Note: The quotes and paraphrases are roughly translated from the original German article.
Jan Weidenfeld from the Marcator Institute for China Studies:
“As a city administration, I’d be extremely cautious here.” China has a fundamentally different societal system, and a legal framework that means that every Chinese company, including Huawei, is required to open data streams to the communist party. (…)
Weidenfeld points out that 5 years ago, when deliberations about the project began, China was a different country than it is today.

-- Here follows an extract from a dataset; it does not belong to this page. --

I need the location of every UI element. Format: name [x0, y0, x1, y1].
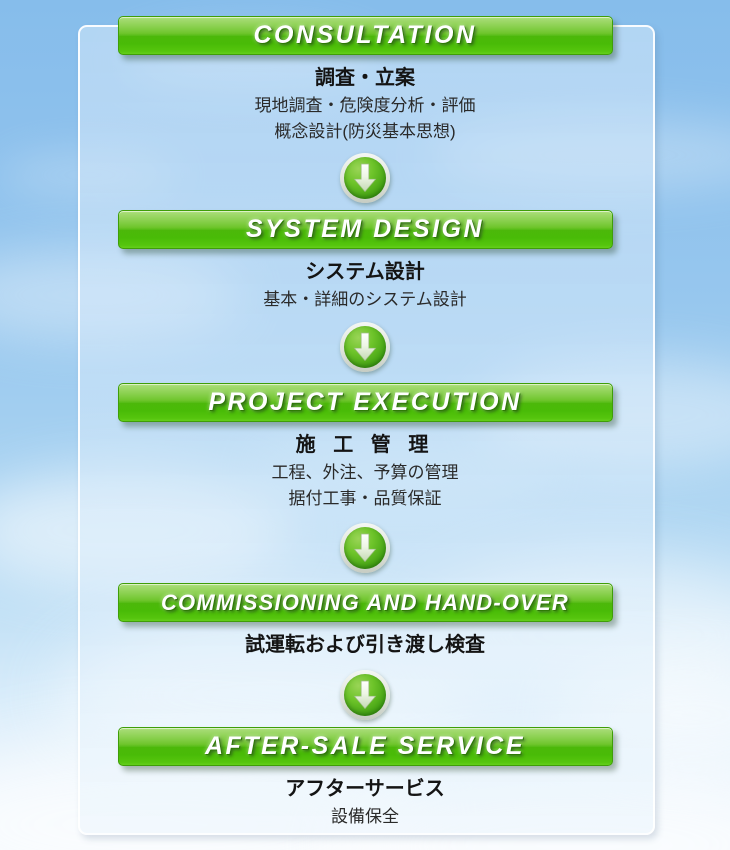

At both federal and state levels, the thinking about China has evolved. (…)
“Huawei Smart City is a large-scale societal surveillance system, out of which Duisburg buys the parts that are legally fitting - but this context mustn’t be left out when assessing the risks.”
Anja Kopka, media spokesperson for the city of Duisburg:
The city of Duisburg doesn’t see “conclusive evidence” regarding these security concerns.The data center meets all security requirements for Germany, and is certified as such. “Also, as a municipal administration we don’t have the capacity to reliably assess claims of this nature.” Should federal authorities whose competencies include assessing such issues provide clear action guidelines for dealing with Chinese partners in IT, then Duisburg will adapt accordingly.
The translation is a bit rough around the edges, but I think you’ll get the idea:
We have experts warning, but the warnings are of such a structural nature that they’re kinda of to big and obvious to prove. Predators will kill other animals to eat.
By the time abuse or any real issue can be proven, it’d be inherently to late to do anything about it. We have a small-ish city administration that knows perfectly well that they don’t have the capacity to do their due diligence, so they just take their partners’ word for it.
The third party here, of course, being a global enterprise with an operating base in a country that has a unique political and legal system that in many ways isn’t compatible with any notion of human rights, let alone data rights, that otherwise would be required in the European Union.
And it’s along these two axes — imbalance of size and incompatibility of culture — that I think we see the most interesting, and most potentially devastating conflicts:
- A giant corporation runs circles around a small-to-mid sized city. I think it’s fair to assume that only because of Chinese business etiquette was the CFO of one of Huawei’s business units even flown out to Duisburg to sign the initial memorandum of understanding with Duisburg’s mayor Sören Link. The size and power differential is so ridiculous that it might just as well have been the Head of Sales EMEA or some other mid-level manager that took that meeting. After all, for Chinese standards, a city of a population of a half-million wouldn’t even considered a third tier city. Talk about an uneven playing field.
- The vast differences of (for lack of a better word, and broadly interpreted) culture in the sense of business realities and legal framework and strategic thinking between a large corporation with global ambitions and backed by a highly centralized authoritarian state on one side, and the day-to-day of a German town are overwhelming. So much so, that I don’t think that the mayor of Duisburg and his team are even aware of all the implicit assumptions and biases they bring to the table.
And it’s not an easy choice at some level: Someone comes in and offers much needed resources that you need and don’t have any chance to get, desperation might force you to make some sub-prime decisions. But this comes at a price — the question is just how bad that price will be over the long term.
I’m not convinced that any smart city of this traditional approach is worth implementing, or even might be worth implementing; probably not. But of all the players, the one backed by a non-democratic regime with a track record of mass surveillance and human rights violations is surely at the bottom of the list.